Sunday 29 January 2012

The world's biggest cities: How do you measure them?




Which is the biggest city in the world? And why is such a simple question so difficult to answer? If you search on the internet for the world's biggest city, you'll find various different cities like Tokyo, Seoul, Chongqing, Shanghai etc.



Which one is regarded as the holder of the title, all depends on what you mean by "city". Most experts say that Tokyo is the world's largest metropolis, with a population of about 36 million people. But the core of the city has only eight million people living in it.



The reason it gets into the record books is that the surrounding region - which includes the country's second city Yokohama, as well as 86 other towns and cities - has become so built up that it is now one huge continuous urbanised area. Yokohama alone has a population of 3.6 million.

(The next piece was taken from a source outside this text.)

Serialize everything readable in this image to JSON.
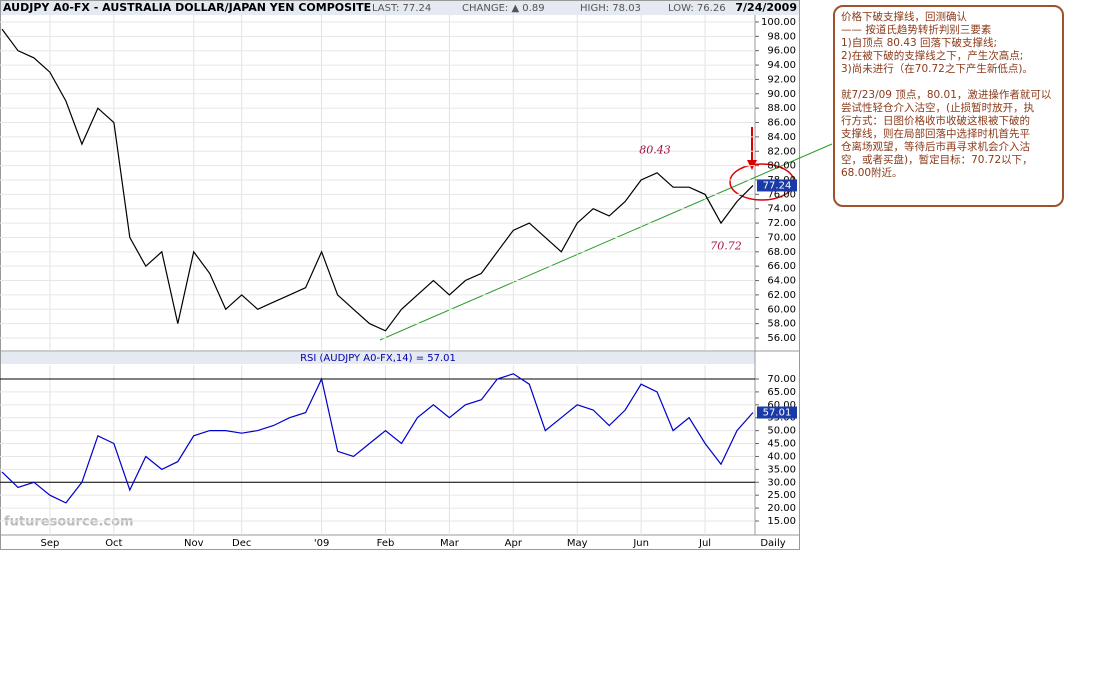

Defining the borders of a city is no easy task - and there is no international standard to ensure consistency. Three scholars who in 2009 compared eight different lists of top cities by population, found there were 30 "top 20 cities" in total.

Size of the city

Most experts rate Tokyo as the world's biggest city because of the size of the population in the larger urbanised area. It will probably still be the biggest in 2025, although its population is expected to scarcely increase. 


Tokyo city was merged with Tokyo Prefecture in 1943 to form a "metropolitan prefecture" - it still contains the 23 wards of the old city. 

And what about the cities in the country everyone is talking about - China? Its cities are growing so fast that for the first time more than half the population live in urban areas.



Professor Kam Wing Chan of the University of Washington in the United States, who has made a career out of correcting people's exaggerated claims about Chinese population statistics, explains that what China calls a municipality or city is better understood as a province.



Many of the 30 million people who are said to live in the city of Chongqing are actually agricultural workers living in a rural setting, he says.



"And if you were to travel from the downtown area to some of the peripheral areas where those 30 million live, it might take a day or two because the road conditions are not that good. So, this cannot be possibly called a city. Because when we call a place a city the general understanding is that we're talking about a commuting zone."



Professor Chan calculates that a more reasonable estimate of the urban population of Chongqing is six or seven million. The largest city in China is actually Shanghai. It is commonly thought to have a population of 20 million, but Professor Chan thinks 16 million is a better estimate.



He says everyone just loves to think China's cities are bigger than they actually are. He has even had to correct fellow experts at a world conference on global megacities of the future.